I was instantly a little embarrassed. I’d shared my site with a few people at work, but I didn’t expect people to be keeping tabs on when I’d updated it. I stammered "uh, so, what’d you tell them?"
He laughed. "I asked them how they knew!"
Ah, comeuppance! An ironic twist! Still, a little embarrassing.
September 28th, 2005 — Tags: film, work
There’s a guy at work who likes to say "I’d buy that for a dollar!" and then identifies it as being from Running Man. It’s not. It’s from RoboCop. Running Man has the same kind of media criticism in it, but it’s more an indictment of society’s thirst for justice and violence than an attack on shallow journalism, entertainment, and commercialism.
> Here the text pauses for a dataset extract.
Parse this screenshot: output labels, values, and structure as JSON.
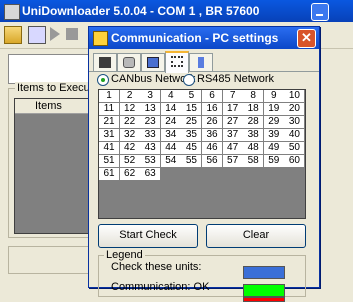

So anyway, the first time he tried to pass it off as Running Man, I said "hey. That’s RoboCop. Trust me." That was a few months ago, but yesterday it happened in front of Lloyd, who said "yeah, man… that’s Dan’s favorite movie, RoboCop." The guy said "RoboCop is your favorite movie? How messed up were you at 14?"
Which about sums it up.
March 29th, 2005 — Tags: work
We got a demo of Sourceforge Enterprise from VA Software. The VA sales guys showed up and started the demo on a freaking-wow 17" Powerbook. It’s great the things you can have when your job is to impress other people with your success and wealth. (I brought my plastic clipboard, with a sticker–"FEAR ME FOR I HAVE THE POWER TO DESTROY YOU"–stuck to the back. Tony gave me that sticker. It pleases me.)
The great thing was that our LCD projector, which the guy hooked the super-laptop to, maxes out at 800×600, unless you know the secret combo. Since none of us did, the presentation got scrolled a lot. (He would have had a better time just pointing the giant 17" screen at us.)
By the way: Sourceforge Enterprise looks cool, and is way ahead of what Sourceforge.net does. I’d be happy if we picked it up (even though I’d be the administrator of it).